The Behaviour of Moths by Poppy Adams

The Behaviour of Moths

Poppy Adams

Like the life cycle of a moth – there are many layers to this book, often exposing a dark side before transforming itself into something of beauty. Meet two sisters - vastly different: one is quiet, hermit-like, unassuming and extremely naive; the other is gregarious, outspoken but extremely selfish. A must-read book which flits between past and present - full of heartache, suspense, love - and the study of moths and butterflies.

I sat on the stairs outside Clive's office, with the tin on my lap, entranced for the next two hours. The caterpillar gradually darkened and soon I watched it spontaneously rip itself apart, starting behind its head and continuing to split itself open, right down between its eyes, the skin on both sides falling away to reveal the shiny mahogany pupa underneath.

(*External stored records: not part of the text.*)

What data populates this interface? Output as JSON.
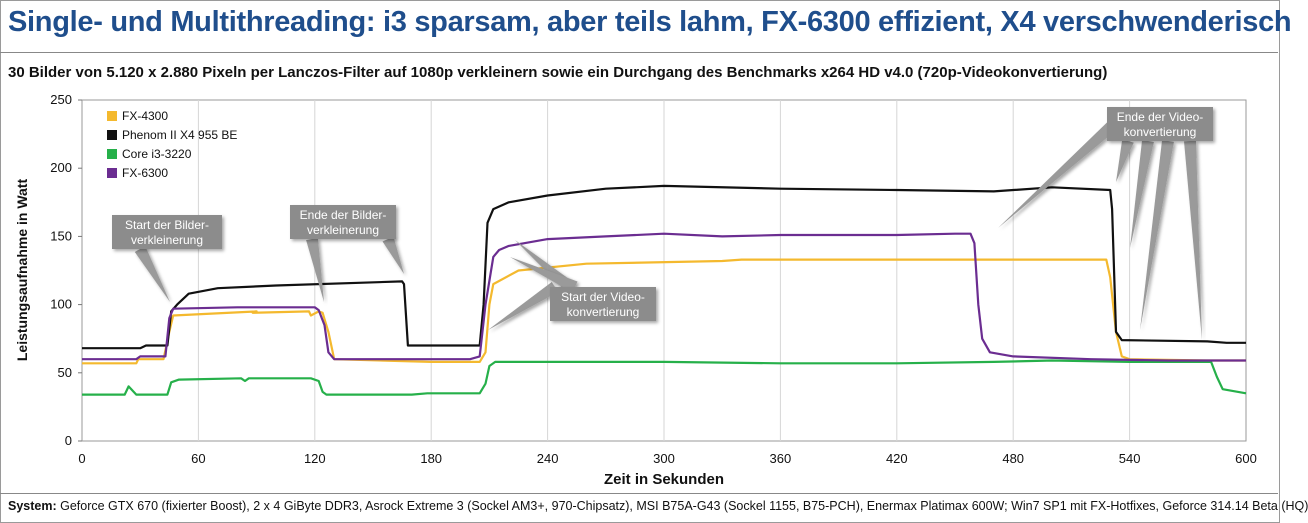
{
  "title": "Single- und Multithreading: i3 sparsam, aber teils lahm, FX-6300 effizient, X4 verschwenderisch",
  "subtitle": "30 Bilder von 5.120 x 2.880 Pixeln per Lanczos-Filter auf 1080p verkleinern sowie ein Durchgang des Benchmarks x264 HD v4.0 (720p-Videokonvertierung)",
  "footer": {
    "label": "System:",
    "text": "Geforce GTX 670 (fixierter Boost), 2 x 4 GiByte DDR3, Asrock Extreme 3 (Sockel AM3+, 970-Chipsatz), MSI B75A-G43 (Sockel 1155, B75-PCH), Enermax Platimax 600W; Win7 SP1 mit FX-Hotfixes, Geforce 314.14 Beta (HQ)"
  },
  "chart_data": {
    "type": "line",
    "xlabel": "Zeit in Sekunden",
    "ylabel": "Leistungsaufnahme in Watt",
    "xlim": [
      0,
      600
    ],
    "ylim": [
      0,
      250
    ],
    "xticks": [
      "0",
      "60",
      "120",
      "180",
      "240",
      "300",
      "360",
      "420",
      "480",
      "540",
      "600"
    ],
    "yticks": [
      "0",
      "50",
      "100",
      "150",
      "200",
      "250"
    ],
    "grid": "vertical",
    "legend": "top-left",
    "series": [
      {
        "name": "FX-4300",
        "color": "#f4b92e",
        "points": [
          [
            0,
            57
          ],
          [
            28,
            57
          ],
          [
            29,
            60
          ],
          [
            42,
            60
          ],
          [
            45,
            80
          ],
          [
            47,
            92
          ],
          [
            90,
            95
          ],
          [
            88,
            94
          ],
          [
            117,
            95
          ],
          [
            118,
            92
          ],
          [
            122,
            95
          ],
          [
            124,
            94
          ],
          [
            127,
            80
          ],
          [
            130,
            60
          ],
          [
            180,
            58
          ],
          [
            205,
            58
          ],
          [
            208,
            65
          ],
          [
            210,
            100
          ],
          [
            212,
            115
          ],
          [
            225,
            125
          ],
          [
            260,
            130
          ],
          [
            330,
            132
          ],
          [
            340,
            133
          ],
          [
            400,
            133
          ],
          [
            440,
            133
          ],
          [
            460,
            133
          ],
          [
            480,
            133
          ],
          [
            520,
            133
          ],
          [
            528,
            133
          ],
          [
            530,
            120
          ],
          [
            533,
            80
          ],
          [
            536,
            62
          ],
          [
            540,
            60
          ],
          [
            580,
            59
          ],
          [
            600,
            59
          ]
        ]
      },
      {
        "name": "Phenom II X4 955 BE",
        "color": "#111111",
        "points": [
          [
            0,
            68
          ],
          [
            30,
            68
          ],
          [
            33,
            70
          ],
          [
            44,
            70
          ],
          [
            46,
            95
          ],
          [
            49,
            100
          ],
          [
            55,
            108
          ],
          [
            70,
            112
          ],
          [
            100,
            114
          ],
          [
            165,
            117
          ],
          [
            166,
            115
          ],
          [
            168,
            70
          ],
          [
            200,
            70
          ],
          [
            205,
            70
          ],
          [
            207,
            100
          ],
          [
            209,
            160
          ],
          [
            212,
            170
          ],
          [
            220,
            175
          ],
          [
            240,
            180
          ],
          [
            270,
            185
          ],
          [
            300,
            187
          ],
          [
            360,
            185
          ],
          [
            420,
            184
          ],
          [
            470,
            183
          ],
          [
            500,
            186
          ],
          [
            530,
            184
          ],
          [
            531,
            170
          ],
          [
            533,
            80
          ],
          [
            536,
            74
          ],
          [
            580,
            73
          ],
          [
            590,
            72
          ],
          [
            600,
            72
          ]
        ]
      },
      {
        "name": "Core i3-3220",
        "color": "#26b04a",
        "points": [
          [
            0,
            34
          ],
          [
            22,
            34
          ],
          [
            24,
            40
          ],
          [
            28,
            34
          ],
          [
            44,
            34
          ],
          [
            46,
            43
          ],
          [
            50,
            45
          ],
          [
            82,
            46
          ],
          [
            84,
            44
          ],
          [
            86,
            46
          ],
          [
            118,
            46
          ],
          [
            122,
            44
          ],
          [
            124,
            36
          ],
          [
            126,
            34
          ],
          [
            170,
            34
          ],
          [
            178,
            35
          ],
          [
            205,
            35
          ],
          [
            208,
            42
          ],
          [
            210,
            55
          ],
          [
            213,
            58
          ],
          [
            240,
            58
          ],
          [
            300,
            58
          ],
          [
            360,
            57
          ],
          [
            420,
            57
          ],
          [
            470,
            58
          ],
          [
            500,
            59
          ],
          [
            540,
            58
          ],
          [
            560,
            58
          ],
          [
            582,
            58
          ],
          [
            585,
            47
          ],
          [
            588,
            38
          ],
          [
            600,
            35
          ]
        ]
      },
      {
        "name": "FX-6300",
        "color": "#6b2d91",
        "points": [
          [
            0,
            60
          ],
          [
            28,
            60
          ],
          [
            30,
            62
          ],
          [
            43,
            62
          ],
          [
            45,
            90
          ],
          [
            47,
            97
          ],
          [
            80,
            98
          ],
          [
            120,
            98
          ],
          [
            122,
            96
          ],
          [
            125,
            85
          ],
          [
            127,
            65
          ],
          [
            130,
            60
          ],
          [
            180,
            60
          ],
          [
            200,
            60
          ],
          [
            205,
            62
          ],
          [
            208,
            100
          ],
          [
            212,
            135
          ],
          [
            215,
            140
          ],
          [
            220,
            143
          ],
          [
            240,
            148
          ],
          [
            270,
            150
          ],
          [
            300,
            152
          ],
          [
            330,
            150
          ],
          [
            360,
            151
          ],
          [
            400,
            151
          ],
          [
            420,
            151
          ],
          [
            450,
            152
          ],
          [
            458,
            152
          ],
          [
            460,
            145
          ],
          [
            462,
            100
          ],
          [
            464,
            75
          ],
          [
            468,
            65
          ],
          [
            480,
            62
          ],
          [
            520,
            60
          ],
          [
            560,
            59
          ],
          [
            600,
            59
          ]
        ]
      }
    ],
    "annotations": [
      {
        "text": [
          "Start der Bilder-",
          "verkleinerung"
        ]
      },
      {
        "text": [
          "Ende der Bilder-",
          "verkleinerung"
        ]
      },
      {
        "text": [
          "Start der Video-",
          "konvertierung"
        ]
      },
      {
        "text": [
          "Ende der Video-",
          "konvertierung"
        ]
      }
    ]
  }
}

As the skin continued to fall off, pairs of legs, a moment ago walking, became instantly inanimate, hanging down limply, a discarded costume. There was nothing unusual about that - I'd seen caterpillars pupate many times before - but it was mid-way through when I began to see something new. The caterpillar's shiny new underskin started to burst all over in tiny little uprisings, one at a time, a gash here, a gash there and then all over, and out of the holes popped the writhing, tapered heads of a totally different creature's larvae, tiny translucent maggots hungrily eating their way out of the caterpillar, devouring the body alive from within. I continued to watch, transfixed by the most sordid feast you could imagine, as these small larvae not only gorged themselves on caterpillar but ferociously cannibalized each other whenever they met.